Goodwin gave the example of Duluth and Superior getting nine inches of rain last summer and the flooding that went along with it.

The FEMA floodplain map for Colfax is based on a 100-year flood event.

As Goodwin explained, that means each property has a 1 percent chance each year of being flooded.

At past meetings about the FEMA floodplain map, people who have lived in Colfax for years have noted the thunderstorm in August of 2010 that dumped about eight inches of rain on the area in a couple of hours

Eighteen Mile Creek carried a tremendous amount of water the day after the thunderstorm, but the water level never came anywhere close to flooding the properties along the creek.

Following the same rain event, the banks of the Red Cedar River washed out in places near the village’s wastewater treatment lagoons.

How much?

As for the cost, if all nine of the homeowners asked Ayres to do the application for a LOMA at one time, the total cost would be $2,200, or about $250 for each property, Goodwin said.

If the homeowners asked Ayres to apply for the LOMA separately, the cost would be about $600 each, he said.

“It’s an economy of scale … we could write one contract with the village and one invoice for $2,200,” Goodwin said.

If done separately, the total cost for the nine LOMA applications would be $5,400.

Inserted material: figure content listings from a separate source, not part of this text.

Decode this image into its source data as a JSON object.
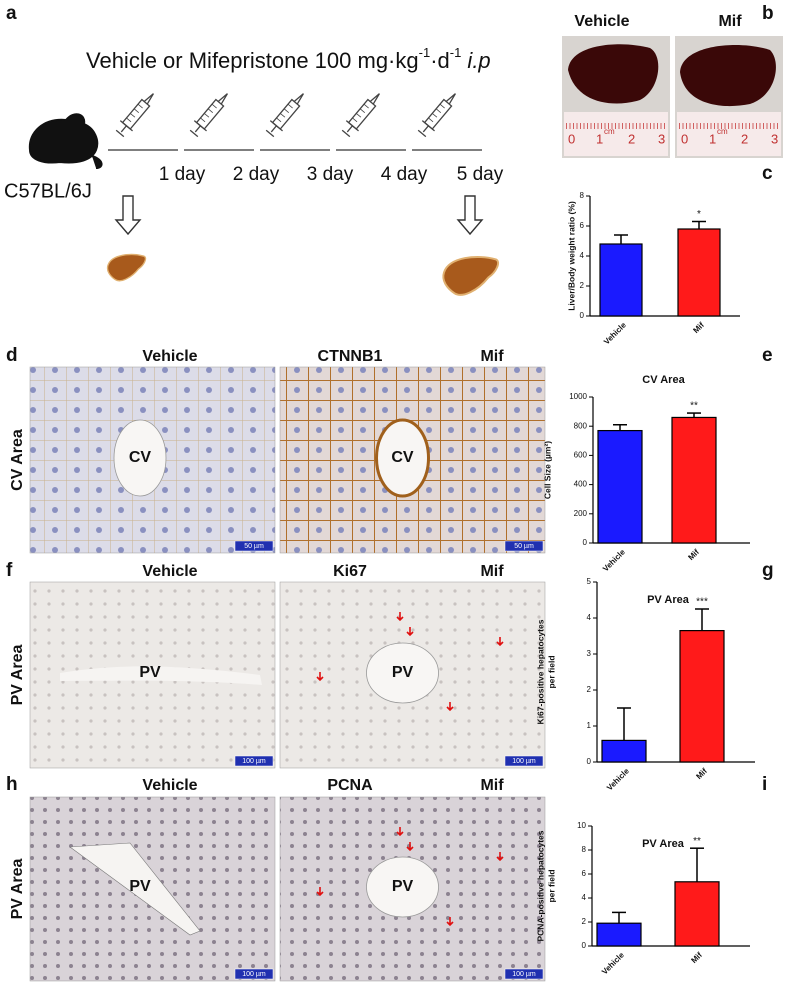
{
  "labels": [
    "a",
    "b",
    "c",
    "d",
    "e",
    "f",
    "g",
    "h",
    "i"
  ],
  "schematic": {
    "title_parts": [
      "Vehicle or Mifepristone 100 mg·kg",
      "-1",
      "·d",
      "-1",
      " i.p"
    ],
    "days": [
      "1 day",
      "2 day",
      "3 day",
      "4 day",
      "5 day"
    ],
    "strain": "C57BL/6J"
  },
  "photos": {
    "columns": [
      "Vehicle",
      "Mif"
    ],
    "ruler": [
      "0",
      "1",
      "cm",
      "2",
      "3"
    ]
  },
  "micrographs": [
    {
      "columns": [
        "Vehicle",
        "Mif"
      ],
      "stain": "CTNNB1",
      "row_label": "CV Area",
      "vessel": "CV",
      "scale": "50 µm"
    },
    {
      "columns": [
        "Vehicle",
        "Mif"
      ],
      "stain": "Ki67",
      "row_label": "PV Area",
      "vessel": "PV",
      "scale": "100 µm"
    },
    {
      "columns": [
        "Vehicle",
        "Mif"
      ],
      "stain": "PCNA",
      "row_label": "PV Area",
      "vessel": "PV",
      "scale": "100 µm"
    }
  ],
  "chart_data": [
    {
      "type": "bar",
      "ylabel": [
        "Liver/Body weight ratio (%)"
      ],
      "categories": [
        "Vehicle",
        "Mif"
      ],
      "values": [
        4.8,
        5.8
      ],
      "errors": [
        0.6,
        0.5
      ],
      "annotations": [
        null,
        "*"
      ],
      "colors": [
        "#1a1aff",
        "#ff1a1a"
      ],
      "ylim": [
        0,
        8
      ],
      "yticks": [
        0,
        2,
        4,
        6,
        8
      ]
    },
    {
      "type": "bar",
      "title": "CV Area",
      "ylabel": [
        "Cell Size (µm²)"
      ],
      "categories": [
        "Vehicle",
        "Mif"
      ],
      "values": [
        770,
        860
      ],
      "errors": [
        40,
        30
      ],
      "annotations": [
        null,
        "**"
      ],
      "colors": [
        "#1a1aff",
        "#ff1a1a"
      ],
      "ylim": [
        0,
        1000
      ],
      "yticks": [
        0,
        200,
        400,
        600,
        800,
        1000
      ]
    },
    {
      "type": "bar",
      "title": "PV Area",
      "ylabel": [
        "Ki67-positive hepatocytes",
        "per field"
      ],
      "categories": [
        "Vehicle",
        "Mif"
      ],
      "values": [
        0.6,
        3.65
      ],
      "errors": [
        0.9,
        0.6
      ],
      "annotations": [
        null,
        "***"
      ],
      "colors": [
        "#1a1aff",
        "#ff1a1a"
      ],
      "ylim": [
        0,
        5
      ],
      "yticks": [
        0,
        1,
        2,
        3,
        4,
        5
      ]
    },
    {
      "type": "bar",
      "title": "PV Area",
      "ylabel": [
        "PCNA-positive hepatocytes",
        "per field"
      ],
      "categories": [
        "Vehicle",
        "Mif"
      ],
      "values": [
        1.9,
        5.35
      ],
      "errors": [
        0.9,
        2.8
      ],
      "annotations": [
        null,
        "**"
      ],
      "colors": [
        "#1a1aff",
        "#ff1a1a"
      ],
      "ylim": [
        0,
        10
      ],
      "yticks": [
        0,
        2,
        4,
        6,
        8,
        10
      ]
    }
  ]
}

As for those properties that require fill to raise the elevation, the cost for another survey and the LOMA application might be around $1,000, Goodwin said.

After the application is submitted to FEMA, a Letter of Map Amendment would be issued in about six to eight weeks, he said.

Money back

One homeowner wondered about obtaining reimbursement from the federal government for flood insurance that has been paid since the time the new FEMA map was issued and the properties were officially considered to be in the floodplain.

Goodwin said that after the LOMA is issued, there is a process for FEMA to reimburse homeowners for flood insurance that they have already paid.

The Colfax Village Board officially adopted the new floodplain ordinance a year ago, in January of 2012, but not because board members agreed with the boundaries of the floodplain.

The village board was required to create a new floodplain ordinance before the floodplain designation could be challenged and changed.


At the July 23 meeting last summer, the Colfax Village Board approved paying 80 percent of the cost of attempting to remove properties from the floodplain while the homeowners would share in 20 percent of the cost.

Previous estimates given to the village board indicated that the cost for ground elevations and verifying the Flood Insurance Study (FIS) cross section elevations would be $4,000.

The cost to revise the floodplain model and submit it to FEMA and the state Department of Natural Resources would be around $9,000. FEMA would review the updated map for a fee of $5,000.

The Colfax Village Board is expected to take action on a contract with Ayres for the Letter of Map Amendment applications at the January 28 meeting.

Goodwin provided a LOMA application and a packet of detailed instructions to the homeowners attending the meeting.

Property owners can fill out the applications themselves and submit them to FEMA if they are so inclined to tackle the job.